Il caso del direttore Enrico Farina rimosso improvvisamente dal carcere maschile di Venezia, ci costringe a interrogarci su cosa intendiamo davvero per merito. Farina ha trasformato una struttura degradata in un luogo di cultura, lavoro e dignità. Ha firmato protocolli con istituzioni e imprese, ha coinvolto la Biennale, le Gallerie dell’Accademia, gli Albergatori, ha costruito ponti tra il dentro e il fuori, ha ridotto la recidiva, ha restituito senso alla pena. Eppure, è stato rimosso con una formula ambigua: “sospensione temporanea per motivi organizzativi”. Una motivazione che, nella sua vaghezza, ha arrecato nocumento non solo al Direttore, ma anche alle persone detenute, al personale, ai volontari, a un intero ecosistema che stava rifiorendo. Il rischio è una regressione trattamentale per le persone detenute che perdono un riferimento umano e progettuale; le attività avviate rischiano di essere interrotte, il carcere torna ad essere luogo di contenimento, non di cambiamento.
In un sistema penitenziario con 17.000 persone detenute in esubero e 20.000 unità di personale in meno, servirebbero centinaia di direttori come Farina, eppure, quando una struttura funziona, viene smantellata, come è stato smantellato nel reparto G8 di Rebibbia il padiglione “Venere” creato dall’ispettrice Cinzia Silvano. Forse il merito, quando è autentico disturba, forse il cambiamento, quando è reale spaventa, forse il sistema, quando vede un faro, preferisce spegnerlo piuttosto che seguire la luce. E qui il paradosso si fa evidente, questo stesso governo ha voluto dedicare il nome del Ministero dell’istruzione al “Merito” come principio guida. Ma se il merito non viene riconosciuto quando si manifesta nella sua forma più concreta e trasformativa, allora quel nome rischia di essere solo una parola vuota.

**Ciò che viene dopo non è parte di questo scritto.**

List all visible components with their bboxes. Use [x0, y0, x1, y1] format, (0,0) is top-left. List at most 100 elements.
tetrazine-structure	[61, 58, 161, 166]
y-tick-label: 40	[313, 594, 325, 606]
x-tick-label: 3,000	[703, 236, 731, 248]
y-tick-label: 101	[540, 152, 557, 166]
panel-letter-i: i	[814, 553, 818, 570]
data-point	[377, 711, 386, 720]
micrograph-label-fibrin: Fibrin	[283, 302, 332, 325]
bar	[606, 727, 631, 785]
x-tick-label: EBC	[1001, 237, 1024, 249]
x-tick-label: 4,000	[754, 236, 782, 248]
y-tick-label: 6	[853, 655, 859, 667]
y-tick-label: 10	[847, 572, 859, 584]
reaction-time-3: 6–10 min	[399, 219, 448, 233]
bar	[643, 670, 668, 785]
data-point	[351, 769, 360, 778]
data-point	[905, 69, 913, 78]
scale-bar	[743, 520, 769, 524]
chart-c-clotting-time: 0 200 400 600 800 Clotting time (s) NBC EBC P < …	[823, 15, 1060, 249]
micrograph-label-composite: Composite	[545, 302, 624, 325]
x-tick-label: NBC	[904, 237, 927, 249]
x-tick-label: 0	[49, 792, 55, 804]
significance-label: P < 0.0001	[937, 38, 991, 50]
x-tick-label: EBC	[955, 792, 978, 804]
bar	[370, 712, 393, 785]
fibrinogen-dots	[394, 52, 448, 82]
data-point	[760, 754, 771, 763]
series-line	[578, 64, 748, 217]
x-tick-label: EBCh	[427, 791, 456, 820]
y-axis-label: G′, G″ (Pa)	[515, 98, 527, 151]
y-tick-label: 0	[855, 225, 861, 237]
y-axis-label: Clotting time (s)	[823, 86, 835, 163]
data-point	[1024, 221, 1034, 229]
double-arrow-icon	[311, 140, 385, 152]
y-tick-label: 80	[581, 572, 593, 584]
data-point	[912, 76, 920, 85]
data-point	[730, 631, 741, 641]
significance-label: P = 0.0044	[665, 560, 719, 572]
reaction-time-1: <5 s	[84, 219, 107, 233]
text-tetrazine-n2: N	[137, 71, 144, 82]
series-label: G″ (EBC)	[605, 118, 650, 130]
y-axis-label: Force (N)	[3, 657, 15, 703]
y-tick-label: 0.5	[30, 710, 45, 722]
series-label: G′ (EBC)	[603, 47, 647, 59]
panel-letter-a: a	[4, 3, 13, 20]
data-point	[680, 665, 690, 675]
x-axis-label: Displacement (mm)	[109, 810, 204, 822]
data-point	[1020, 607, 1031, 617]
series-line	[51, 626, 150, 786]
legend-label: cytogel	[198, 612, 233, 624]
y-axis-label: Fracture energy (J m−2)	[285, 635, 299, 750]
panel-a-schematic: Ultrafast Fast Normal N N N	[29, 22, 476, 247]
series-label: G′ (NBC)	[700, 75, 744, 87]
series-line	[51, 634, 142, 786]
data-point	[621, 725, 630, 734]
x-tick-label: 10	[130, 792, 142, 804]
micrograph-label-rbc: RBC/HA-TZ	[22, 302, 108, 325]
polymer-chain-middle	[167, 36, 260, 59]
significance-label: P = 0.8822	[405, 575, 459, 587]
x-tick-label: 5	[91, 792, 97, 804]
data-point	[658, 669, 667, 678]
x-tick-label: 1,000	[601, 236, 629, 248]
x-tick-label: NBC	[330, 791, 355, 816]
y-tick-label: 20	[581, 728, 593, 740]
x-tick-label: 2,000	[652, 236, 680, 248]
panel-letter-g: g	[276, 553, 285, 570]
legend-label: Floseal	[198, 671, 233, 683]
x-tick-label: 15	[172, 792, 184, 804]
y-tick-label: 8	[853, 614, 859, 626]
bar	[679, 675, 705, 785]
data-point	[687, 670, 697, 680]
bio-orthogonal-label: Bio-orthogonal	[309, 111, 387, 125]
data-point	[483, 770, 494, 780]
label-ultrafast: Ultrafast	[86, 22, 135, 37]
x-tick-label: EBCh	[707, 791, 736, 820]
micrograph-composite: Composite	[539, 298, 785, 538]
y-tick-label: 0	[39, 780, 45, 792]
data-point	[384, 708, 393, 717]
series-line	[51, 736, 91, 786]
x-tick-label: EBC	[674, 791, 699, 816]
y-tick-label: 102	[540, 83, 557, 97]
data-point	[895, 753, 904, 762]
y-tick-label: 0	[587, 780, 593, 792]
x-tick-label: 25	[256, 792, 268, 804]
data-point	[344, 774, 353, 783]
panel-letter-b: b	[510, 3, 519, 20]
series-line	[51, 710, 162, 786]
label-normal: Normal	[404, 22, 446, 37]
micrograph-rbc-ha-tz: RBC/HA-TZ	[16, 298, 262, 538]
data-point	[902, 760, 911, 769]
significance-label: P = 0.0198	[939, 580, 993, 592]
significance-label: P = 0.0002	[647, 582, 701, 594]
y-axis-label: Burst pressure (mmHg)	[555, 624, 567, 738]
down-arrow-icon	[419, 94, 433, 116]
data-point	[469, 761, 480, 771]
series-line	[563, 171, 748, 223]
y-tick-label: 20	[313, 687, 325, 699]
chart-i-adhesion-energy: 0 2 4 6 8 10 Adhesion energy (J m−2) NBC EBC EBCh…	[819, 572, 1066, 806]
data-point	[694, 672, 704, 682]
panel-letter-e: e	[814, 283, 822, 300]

Il merito non è solo eccellenza, è resistenza, è capacità di costruire nel buio, di generare fiducia dove c’era abbandono, di restituire dignità dove c’era solo pena. Non solo il caso Farina o dei tanti Farina/Silvano ci chiedono in questo periodo particolare di difendere il merito che nasce dal basso, che costruisce ponti, che restituisce umanità. Perché il vero merito è quello che non si può ignorare e che proprio per questo, fa paura.